The potential of model distributed inference in terms of reducing the communication cost is less obvious. While data-distributed inference requires the exchange of actual data Figure one, model-distributed inference needs to exchange activation vectors. We observed that when the size of data is large, exchanging the actual data introduces higher communication cost, which makes model-distributed inference plausible. Building on this observation, we analyze the potential of model-distributed inference as compared to data-distributed inference in a homogeneous setup, where all workers have the same amount of computing power.
It is crucial to exploit the potential of model-distributed inference in a heterogeneous and dynamic setup, where the computing power of workers may be different and change over time. A model partitioning mechanism based on dynamic programming is proposed for this purpose. However, this approach introduces too much computing cost to determine the optimal model allocation. Also, it is not adaptive to time-varying resources. Instead, we design a lightweight, adaptive, and decentralized model allocation mechanism, which we name Adaptive and Resilient Model-Distributed Inference based on the solution to our optimal model-allocation formulation.
One of the weaknesses of model distribution as compared to data distribution is its vulnerability to failing workers. For example, if one of the workers in Figure two fails, the whole system fails. Thus, we design a recovery mechanism as part of our AR-MDI algorithm. The recovery mechanism of AR-MDI is inspired by the peer management mechanism of Chord-like P two P systems as further detailed in Section five. The following are the key contributions of this work:
We provide inference time analysis for both model- and data-distributed inference in a homogeneous setup, and show that model-distributed inference has smaller inference time if the size of input data is large.
We formulate a model-allocation problem across workers for model-distributed inference in a heterogeneous setup. Building on the solution to the optimization problem, we design a lightweight, adaptive, and decentralized model allocation algorithm, which we name Adaptive and Resilient Model-Distributed Inference algorithm.
We fortify our AR-MDI algorithm with a recovery mechanism against delayed and failing workers.
We implemented AR-MDI as well as baselines; EdgePipe and Data-Distributed Inference in a heterogeneous testbed of NVIDIA Jetson TX two cards. Our experiments including CIFAR ten and ImageNet datasets, and VGG sixteen and MobileNetV two DNN models show that AR-MDI significantly reduces the data inference time as compared to the baselines.
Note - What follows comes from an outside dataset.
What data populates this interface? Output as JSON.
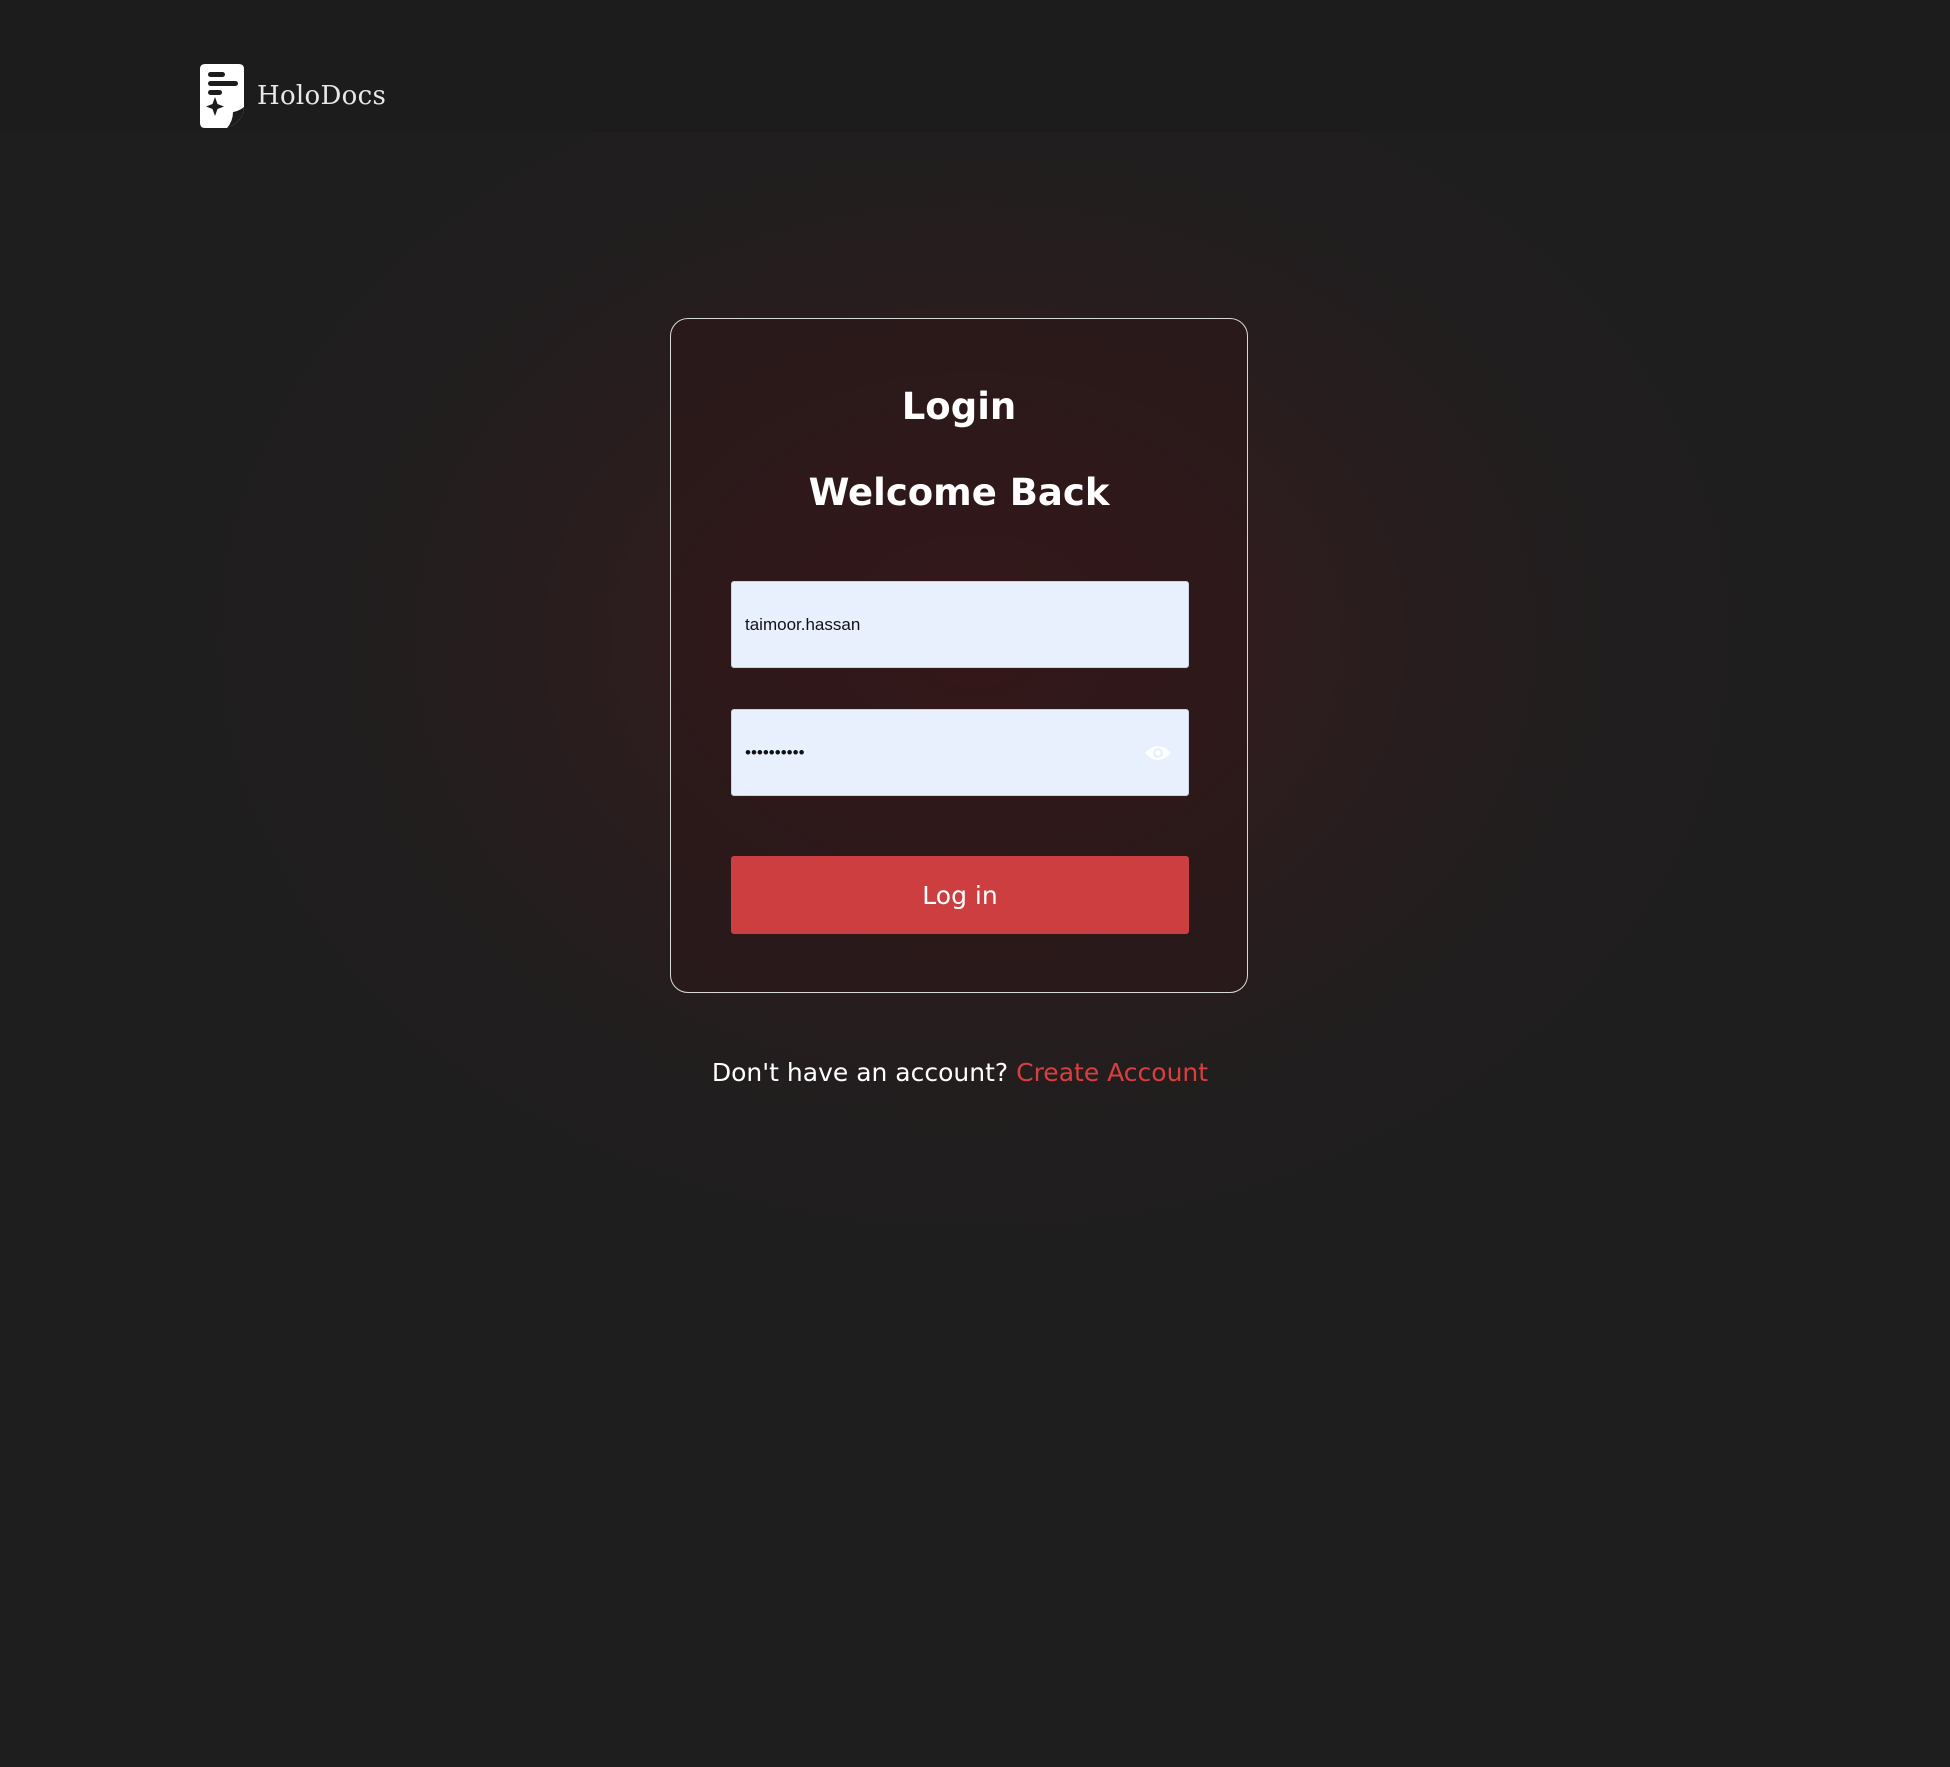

The structure of the rest of this paper is as follows. Section two presents the related work. Section three introduces our system model and provides preliminaries on model-distributed inference. Section four analyzes the potential of model-distributed inference for the case of homogeneous transmission delays and worker computing powers. We formulate an optimal model allocation problem for the heterogeneous setup, and design our Adaptive and Resilient Model-Distributed Inference algorithm based on the structure of the optimal solution in Section five. In Section six, we provide experimental results on a real-life testbed. Section seven concludes the paper.